This archive report was first published on 2 January 2020.
Thursday, January 2, 2020, marked a return to the capital city for columnist Jaidi Kisero, who had spent time in rural South Nyanza at North West Karachuonyo. Reflecting on his experience, Kisero wondered why the quality of life for rural folk hadn't changed much despite the promises from leaders.
Kenya's rural areas still live in different centuries when it comes to basic amenities. This raises questions about the true meaning of rural development. Building a modern dispensary in a rural area without providing medicines, staffing it with nurses, or making a budget for recurrent expenses does not amount to development.
Similarly, establishing women's groups that acquire assets and implement income-generating projects but fail to ensure that profits trickle down to poor rural women cannot be considered a contribution to rural development. Bragging about creating successful women's groups with profitable projects while their members live in squalor and suffer from malnutrition is meaningless.
Today, visiting villages in rural Kenya reveals incomplete dispensaries, half-built sports stadia, haphazardly designed footbridges, incomplete cattle dips, and poorly designed roads. The biggest problem is the mindset of leaders who equate rural development with building brick and mortar structures.
Organizing big harambee meetings and raising millions for capital expenditure, building new churches, constructing dining halls, and new classrooms for boarding schools, but neglecting recurrent expenditure, is a common practice. Raising millions to build cattle dips but failing to consider the money for acaricides or facility maintenance is also a recurring issue.
Columnist Jaidi Kisero makes these remarks as an entry point to discuss the government's unconditional cash transfer programme, Inua Jamii.

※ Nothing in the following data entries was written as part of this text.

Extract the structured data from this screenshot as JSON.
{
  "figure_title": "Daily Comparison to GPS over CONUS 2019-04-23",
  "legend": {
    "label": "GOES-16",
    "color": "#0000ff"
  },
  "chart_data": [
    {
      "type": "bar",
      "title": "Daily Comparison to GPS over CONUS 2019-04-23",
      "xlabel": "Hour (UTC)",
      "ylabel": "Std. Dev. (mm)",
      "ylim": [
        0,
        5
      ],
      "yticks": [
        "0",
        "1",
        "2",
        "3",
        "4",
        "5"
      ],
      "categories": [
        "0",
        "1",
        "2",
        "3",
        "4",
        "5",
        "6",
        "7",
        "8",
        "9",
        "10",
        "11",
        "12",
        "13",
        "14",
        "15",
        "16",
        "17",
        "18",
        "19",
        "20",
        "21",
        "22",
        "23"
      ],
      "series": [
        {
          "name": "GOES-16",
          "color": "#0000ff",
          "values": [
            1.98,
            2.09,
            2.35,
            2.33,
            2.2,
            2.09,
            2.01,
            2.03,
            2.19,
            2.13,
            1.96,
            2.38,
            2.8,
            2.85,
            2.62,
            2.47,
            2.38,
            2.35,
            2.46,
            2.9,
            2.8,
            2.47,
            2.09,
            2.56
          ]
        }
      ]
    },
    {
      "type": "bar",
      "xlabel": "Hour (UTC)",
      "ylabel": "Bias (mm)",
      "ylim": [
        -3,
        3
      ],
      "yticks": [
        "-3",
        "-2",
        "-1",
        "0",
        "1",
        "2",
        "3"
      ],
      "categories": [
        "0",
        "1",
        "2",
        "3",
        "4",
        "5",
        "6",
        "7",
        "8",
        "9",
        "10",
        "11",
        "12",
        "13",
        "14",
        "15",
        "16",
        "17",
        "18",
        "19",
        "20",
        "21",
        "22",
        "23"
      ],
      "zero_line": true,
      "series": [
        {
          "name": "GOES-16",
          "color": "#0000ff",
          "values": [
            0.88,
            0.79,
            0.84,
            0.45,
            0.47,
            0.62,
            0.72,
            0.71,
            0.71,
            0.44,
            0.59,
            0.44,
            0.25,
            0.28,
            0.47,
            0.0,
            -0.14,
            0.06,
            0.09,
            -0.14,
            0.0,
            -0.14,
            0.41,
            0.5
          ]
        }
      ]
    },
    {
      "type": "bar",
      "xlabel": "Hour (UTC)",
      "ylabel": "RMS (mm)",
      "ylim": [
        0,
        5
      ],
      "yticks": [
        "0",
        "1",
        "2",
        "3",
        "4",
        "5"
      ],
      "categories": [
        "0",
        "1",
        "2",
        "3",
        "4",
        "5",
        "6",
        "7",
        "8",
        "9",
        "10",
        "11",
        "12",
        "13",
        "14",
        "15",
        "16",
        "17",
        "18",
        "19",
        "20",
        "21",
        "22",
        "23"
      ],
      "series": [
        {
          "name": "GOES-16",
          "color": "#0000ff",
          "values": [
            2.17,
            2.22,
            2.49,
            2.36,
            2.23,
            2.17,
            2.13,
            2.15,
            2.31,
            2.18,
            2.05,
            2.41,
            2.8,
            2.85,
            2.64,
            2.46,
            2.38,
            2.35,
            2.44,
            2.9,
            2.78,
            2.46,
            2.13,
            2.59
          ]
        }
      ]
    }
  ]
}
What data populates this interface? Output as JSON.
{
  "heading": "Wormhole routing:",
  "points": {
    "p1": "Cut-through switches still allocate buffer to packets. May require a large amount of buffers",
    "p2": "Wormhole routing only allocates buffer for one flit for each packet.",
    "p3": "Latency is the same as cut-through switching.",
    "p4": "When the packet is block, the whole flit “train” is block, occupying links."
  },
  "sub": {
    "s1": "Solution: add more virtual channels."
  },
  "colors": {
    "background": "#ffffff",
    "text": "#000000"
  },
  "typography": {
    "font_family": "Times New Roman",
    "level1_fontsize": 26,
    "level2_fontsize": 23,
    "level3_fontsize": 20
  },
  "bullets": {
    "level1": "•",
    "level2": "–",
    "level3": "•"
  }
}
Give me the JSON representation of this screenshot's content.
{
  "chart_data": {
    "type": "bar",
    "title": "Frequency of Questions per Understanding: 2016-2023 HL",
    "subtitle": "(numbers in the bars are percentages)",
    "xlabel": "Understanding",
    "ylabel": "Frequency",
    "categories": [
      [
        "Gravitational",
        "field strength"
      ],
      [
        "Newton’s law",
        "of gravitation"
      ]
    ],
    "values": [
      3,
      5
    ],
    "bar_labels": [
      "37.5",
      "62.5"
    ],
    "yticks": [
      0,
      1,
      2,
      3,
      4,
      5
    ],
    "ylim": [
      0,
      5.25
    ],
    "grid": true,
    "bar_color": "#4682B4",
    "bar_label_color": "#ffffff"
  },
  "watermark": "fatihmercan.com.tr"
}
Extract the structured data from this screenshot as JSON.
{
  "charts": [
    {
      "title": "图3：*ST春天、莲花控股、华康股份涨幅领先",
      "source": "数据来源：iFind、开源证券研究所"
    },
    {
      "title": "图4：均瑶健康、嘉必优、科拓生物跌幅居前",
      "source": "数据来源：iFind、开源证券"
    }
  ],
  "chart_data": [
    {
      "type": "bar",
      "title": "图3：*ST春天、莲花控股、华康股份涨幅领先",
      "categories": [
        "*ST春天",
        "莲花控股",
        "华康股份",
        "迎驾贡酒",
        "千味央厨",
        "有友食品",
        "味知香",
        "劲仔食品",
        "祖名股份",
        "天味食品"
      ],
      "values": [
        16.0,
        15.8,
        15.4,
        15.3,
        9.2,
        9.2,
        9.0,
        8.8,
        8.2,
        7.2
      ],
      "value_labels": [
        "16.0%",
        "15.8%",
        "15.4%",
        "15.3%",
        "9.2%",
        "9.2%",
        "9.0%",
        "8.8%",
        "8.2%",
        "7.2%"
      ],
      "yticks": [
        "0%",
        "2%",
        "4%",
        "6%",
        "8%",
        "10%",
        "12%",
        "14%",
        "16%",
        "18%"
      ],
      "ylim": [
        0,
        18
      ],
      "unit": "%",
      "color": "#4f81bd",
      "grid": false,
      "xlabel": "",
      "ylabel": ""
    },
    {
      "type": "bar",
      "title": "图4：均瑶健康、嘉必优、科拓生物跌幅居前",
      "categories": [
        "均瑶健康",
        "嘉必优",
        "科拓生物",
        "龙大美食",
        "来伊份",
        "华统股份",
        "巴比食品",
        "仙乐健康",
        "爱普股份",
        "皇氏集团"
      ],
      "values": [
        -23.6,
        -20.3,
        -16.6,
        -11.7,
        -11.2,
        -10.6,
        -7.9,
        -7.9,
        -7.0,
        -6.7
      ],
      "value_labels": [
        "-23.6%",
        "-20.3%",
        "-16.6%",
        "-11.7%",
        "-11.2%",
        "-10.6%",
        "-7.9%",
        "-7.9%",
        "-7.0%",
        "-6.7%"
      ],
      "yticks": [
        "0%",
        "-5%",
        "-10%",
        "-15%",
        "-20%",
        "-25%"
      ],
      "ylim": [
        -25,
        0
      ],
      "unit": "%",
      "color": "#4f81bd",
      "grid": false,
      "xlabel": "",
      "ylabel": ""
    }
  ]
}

Under this programme, the government gives monthly cash grants to the poor, widows, the physically challenged, and the elderly.
From observing the impact of Inua Jamii on the lives of poor rural folk in his village, Kisero is convinced that well-targeted cash transfer programmes can do more to improve the quality of life of rural poor than brick and mortar projects. Each time he visits the village, he finds it remarkable to see old and poor folk trooping to Homa Bay town to receive their monthly handouts of Sh 2,000.
When the money is delayed, it comes in arrears, and there have been occasions when folks received as much as Sh 12,000. The money is spent on buying food, improving dwellings, defraying hospital bills, paying school fees, and buying clothes for children. Whenever the Inua Jamii money is paid out, there is an immediate upsurge in buying power, with a boom in business activity in market centres.
Inua Jamii is turning out to be a big economic stimulus to these rural villages. Rural Kenya is ripe for more comprehensive unconditional cash transfer programmes. Instead of brick and mortar, just give these rural folks more cash handouts. 'Development' can come later.